Challenges and Strategies in Developing Biosimilar Drug Products

In 2010, the Affordable Care Act created an abbreviated licensure pathway for biological products shown to be biosimilar to or interchangeable to an FDA-approved reference product (RP). Since then there have been 11 FDA Guidance documents to expand definitions and requirements for development of biosimilar products. The path for developing a biosimilar product is not as straightforward as that for a generic synthetic small molecule. A biosimilar product is similar (but not identical) in terms of quality, safety, and efficacy to an RP. This is due to the inherently complex and complicated manufacturing process used for producing biologics from living cells.

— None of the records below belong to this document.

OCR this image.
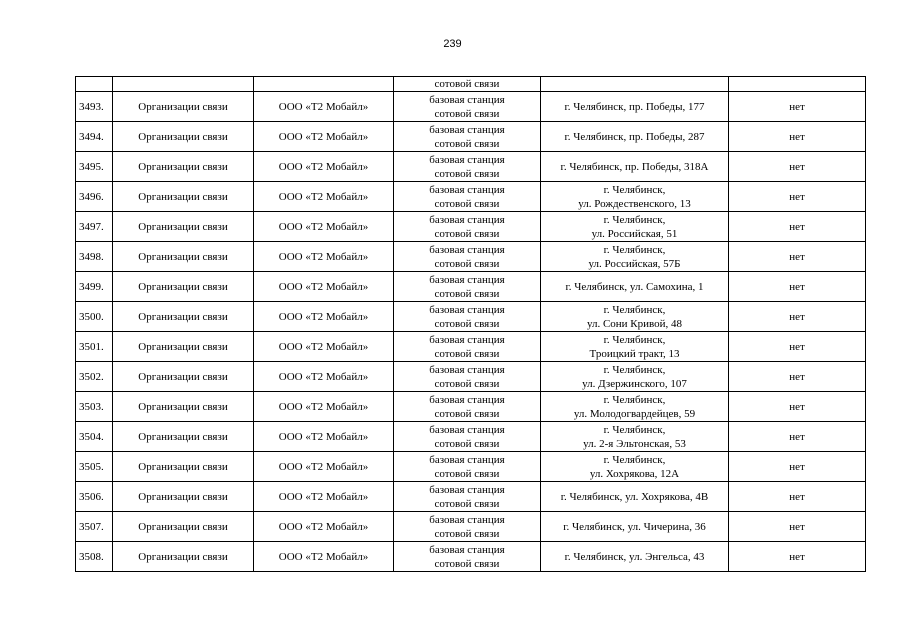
239
			сотовой связи		
3493.	Организации связи	ООО «Т2 Мобайл»	базовая станция
сотовой связи	г. Челябинск, пр. Победы, 177	нет
3494.	Организации связи	ООО «Т2 Мобайл»	базовая станция
сотовой связи	г. Челябинск, пр. Победы, 287	нет
3495.	Организации связи	ООО «Т2 Мобайл»	базовая станция
сотовой связи	г. Челябинск, пр. Победы, 318А	нет
3496.	Организации связи	ООО «Т2 Мобайл»	базовая станция
сотовой связи	г. Челябинск,
ул. Рождественского, 13	нет
3497.	Организации связи	ООО «Т2 Мобайл»	базовая станция
сотовой связи	г. Челябинск,
ул. Российская, 51	нет
3498.	Организации связи	ООО «Т2 Мобайл»	базовая станция
сотовой связи	г. Челябинск,
ул. Российская, 57Б	нет
3499.	Организации связи	ООО «Т2 Мобайл»	базовая станция
сотовой связи	г. Челябинск, ул. Самохина, 1	нет
3500.	Организации связи	ООО «Т2 Мобайл»	базовая станция
сотовой связи	г. Челябинск,
ул. Сони Кривой, 48	нет
3501.	Организации связи	ООО «Т2 Мобайл»	базовая станция
сотовой связи	г. Челябинск,
Троицкий тракт, 13	нет
3502.	Организации связи	ООО «Т2 Мобайл»	базовая станция
сотовой связи	г. Челябинск,
ул. Дзержинского, 107	нет
3503.	Организации связи	ООО «Т2 Мобайл»	базовая станция
сотовой связи	г. Челябинск,
ул. Молодогвардейцев, 59	нет
3504.	Организации связи	ООО «Т2 Мобайл»	базовая станция
сотовой связи	г. Челябинск,
ул. 2-я Эльтонская, 53	нет
3505.	Организации связи	ООО «Т2 Мобайл»	базовая станция
сотовой связи	г. Челябинск,
ул. Хохрякова, 12А	нет
3506.	Организации связи	ООО «Т2 Мобайл»	базовая станция
сотовой связи	г. Челябинск, ул. Хохрякова, 4В	нет
3507.	Организации связи	ООО «Т2 Мобайл»	базовая станция
сотовой связи	г. Челябинск, ул. Чичерина, 36	нет
3508.	Организации связи	ООО «Т2 Мобайл»	базовая станция
сотовой связи	г. Челябинск, ул. Энгельса, 43	нет
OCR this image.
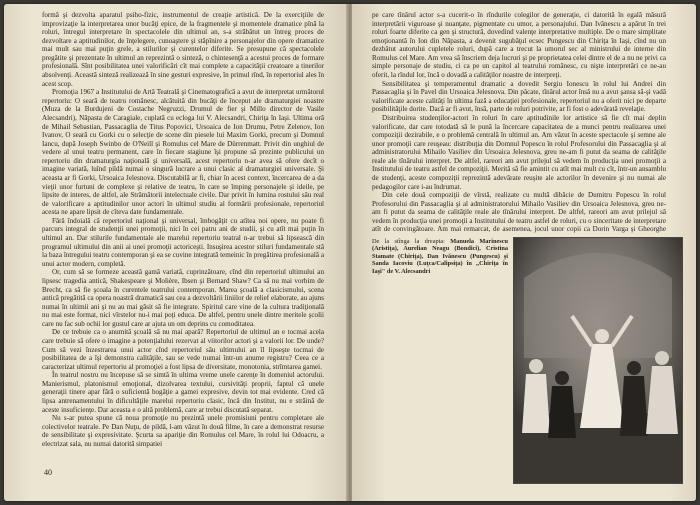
formă şi dezvolta aparatul psiho-fizic, instrumentul de creaţie artistică. De la exerciţiile de improvizaţie la interpretarea unor bucăţi epice, de la fragmentele şi momentele dramatice pînă la roluri, întregul interpretare în spectacolele din ultimul an, s-a străbătut un întreg proces de dezvoltare a aptitudinilor, de înţelegere, cunoaştere şi stăpînire a personajelor din opere dramatice mai mult sau mai puţin grele, a stilurilor şi curentelor diferite. Se presupune că spectacolele pregătite şi prezentate în ultimul an reprezintă o sinteză, o chintesenţă a acestui proces de formare profesională. Sînt posibilitatea unei valorificări cît mai complete a capacităţii creatoare a tinerilor absolvenţi. Această sinteză realizează în sine gesturi expresive, în primul rînd, în repertoriul ales în acest scop.

Promoţia 1967 a Institutului de Artă Teatrală şi Cinematografică a avut de interpretat următorul repertoriu: O seară de teatru românesc, alcătuită din bucăţi de început ale dramaturgiei noastre (Muza de la Burdujeni de Costache Negruzzi, Drumul de fier şi Millo director de Vasile Alecsandri), Năpasta de Caragiale, cuplată cu ecloga lui V. Alecsandri, Chiriţa în Iaşi. Ultima oră de Mihail Sebastian, Passacaglia de Titus Popovici, Ursoaica de Ion Drumu, Petre Zelenov, Ion Ivanov, O seară cu Gorki cu o selecţie de scene din piesele lui Maxim Gorki, precum şi Domnul Iancu, după Joseph Swinbo de O'Neill şi Romulus cel Mare de Dürrenmatt. Privit din unghiul de vedere al unui teatru permanent, care în fiecare stagiune îşi propune să prezinte publicului un repertoriu din dramaturgia naţională şi universală, acest repertoriu n-ar avea să ofere decît o imagine variată, luînd pildă numai o singură lucrare a unui clasic al dramaturgiei universale. Şi aceasta ar fi Gorki, Ursoaica Jelesnova. Discutabilă ar fi, chiar în acest context, încercarea de a da vieţii unor furtuni de complexe şi relative de teatru, în care se împing personajele şi ideile, pe lipsite de interes, de altfel, ale Strămătorii intelectuale civile. Dar privit în lumina rostului său real de valorificare a aptitudinilor unor actori în ultimul studiu al formării profesionale, repertoriul acesta ne apare lipsit de cîteva date fundamentale.

Fără îndoială că repertoriul naţional şi universal, îmbogăţit cu atîtea noi opere, nu poate fi parcurs integral de studenţii unei promoţii, nici în cei patru ani de studii, şi cu atît mai puţin în ultimul an. Dar stilurile fundamentale ale marelui repertoriu teatral n-ar trebui să lipsească din programul ultimului din anii ai unei promoţii actoriceşti. Insuşirea acestor stiluri fundamentale stă la baza întregului teatru contemporan şi ea se cuvine integrată temeinic în pregătirea profesională a unui actor modern, completă.

Or, cum să se formeze această gamă variată, cuprinzătoare, cînd din repertoriul ultimului an lipsesc tragedia antică, Shakespeare şi Molière, Ibsen şi Bernard Shaw? Ca să nu mai vorbim de Brecht, ca să fie şcoala în curentele teatrului contemporan. Marea şcoală a clasicismului, scena antică pregătită ca opera noastră dramatică sau cea a dezvoltării liniilor de relief elaborate, au ajuns numai în ultimii ani şi nu au mai găsit să fie integrate. Spiritul care vine de la cultura tradiţională nu mai este format, nici vîrstelor nu-i mai poţi educa. De altfel, pentru unele dintre meritele şcolii care nu fac sub ochii lor gustul care ar ajuta un om deprins cu comoditatea.

De ce trebuie ca o anumită şcoală să nu mai apară? Repertoriul de ultimul an e tocmai acela care trebuie să ofere o imagine a potenţialului rezervat al viitorilor actori şi a valorii lor. De unde? Cum să vezi înzestrarea unui actor cînd repertoriul său ultimului an îl lipseşte tocmai de posibilitatea de a îşi demonstra calităţile, sau se vede numai într-un anume registru? Ceea ce a caracterizat ultimul repertoriu al promoţiei a fost lipsa de diversitate, monotonia, strîmtarea gamei.

În teatrul nostru nu începuse să se simtă în ultima vreme unele carenţe în domeniul actorului. Manierismul, platonismul emoţional, dizolvarea textului, cursivităţi proprii, faptul că unele generaţii tinere apar fără o suficientă bogăţie a gamei expresive, devin tot mai evidente. Cred că lipsa antrenamentului în dificultăţile marelui repertoriu clasic, încă din Institut, nu e străină de aceste insuficienţe. Dar aceasta e o altă problemă, care ar trebui discutată separat.

Nu s-ar putea spune că noua promoţie nu prezintă unele promisiuni pentru completare ale colectivelor teatrale. Pe Dan Nuţu, de pildă, l-am văzut în două filme, în care a demonstrat resurse de sensibilitate şi expresivitate. Şcurta sa apariţie din Romulus cel Mare, în rolul lui Odoacru, a electrizat sala, nu numai datorită simpatiei

40

pe care tînărul actor s-a cucerit-o în rîndurile colegilor de generaţie, ci datorită în egală măsură interpretării viguroase şi nuanţate, pigmentate cu umor, a personajului. Dan Ivănescu a apărut în trei roluri foarte diferite ca gen şi structură, dovedind valenţe interpretative multiple. De o mare simplitate emoţionantă în Ion din Năpasta, a devenit sugubăţul ecsec Pungescu din Chiriţa în Iaşi, cînd nu un dezbătut autorului cupletele roluri, după care a trecut la umorul sec al ministrului de interne din Romulus cel Mare. Am vrea să înscriem deja lucruri şi pe proprietatea celei dintre el de a nu ne privi ca simple personaje de studiu, ci ca pe un capitol al teatrului românesc, cu nişte interpretări ce ne-au oferit, la rîndul lor, încă o dovadă a calităţilor noastre de interpreţi.

Sensibilitatea şi temperamentul dramatic a dovedit Sergiu Ionescu în rolul lui Andrei din Passacaglia şi în Pavel din Ursoaica Jelesnova. Din păcate, tînărul actor însă nu a avut şansa să-şi vadă valorificate aceste calităţi în ultima fază a educaţiei profesionale, repertoriul nu a oferit nici pe departe posibilităţile dorite. Dacă ar fi avut, însă, parte de roluri potrivite, ar fi fost o adevărată revelaţie.

Distribuirea studenţilor-actori în roluri în care aptitudinile lor artistice să fie cît mai deplin valorificate, dar care totodată să le pună la încercare capacitatea de a munci pentru realizarea unei compoziţii dezirabile, e o problemă centrală în ultimul an. Am văzut în aceste spectacole şi semne ale unor promoţii care reuşeau: distribuţia din Domnul Popescu în rolul Profesorului din Passacaglia şi al administratorului Mihailo Vasiliev din Ursoaica Jelesnova, greu ne-am fi putut da seama de calităţile reale ale tînărului interpret. De altfel, rareori am avut prilejul să vedem în producţia unei promoţii a Institutului de teatru astfel de compoziţii. Merită să fie amintit cu atît mai mult cu cît, într-un ansamblu de studenţi, aceste compoziţii reprezintă adevărate reuşite ale actorilor în devenire şi nu numai ale pedagogilor care i-au îndrumat.

Din cele două compoziţii de vîrstă, realizate cu multă dibăcie de Dumitru Popescu în rolul Profesorului din Passacaglia şi al administratorului Mihailo Vasiliev din Ursoaica Jelesnova, greu ne-am fi putut da seama de calităţile reale ale tînărului interpret. De altfel, rareori am avut prilejul să vedem în producţia unei promoţii a Institutului de teatru astfel de roluri, cu o sinceritate de interpretare atît de convingătoare. Am mai remarcat, de asemenea, jocul unor copii ca Dorin Varga şi Gheorghe

De la stînga la dreapta: Manuela Marinescu (Aristiţa), Aurelian Neagu (Bondici), Cristina Stamate (Chiriţa), Dan Ivănescu (Pungescu) şi Sanda Iacoviu (Luţca/Calipsiţa) în ,,Chiriţa în Iaşi" de V. Alecsandri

The FDA has outlined a stepwise approach to generate data throughout the development in support of demonstration of biosimilarity. Biosimilars should be highly similar to the RP starting with having the same amino acid sequence followed by analytical assessment of similarity in physicochemical and functional assays, and finally having a comparative pharmacokinetic profile. In addition, biosimilar development requires that the impurity profile and the nature of excipients of the biosimilar drug products have no impact on their safety and efficacy. Any observed differences must then be duly justified with regard to their potential impact on safety and efficacy. A “totality of the evidence” approach is then applied for determining biosimilarity in order to receive regulatory approval.
This presentation highlights the challenges in developing biosimilar drug products following the guidelines from regulatory agencies through examples and case studies.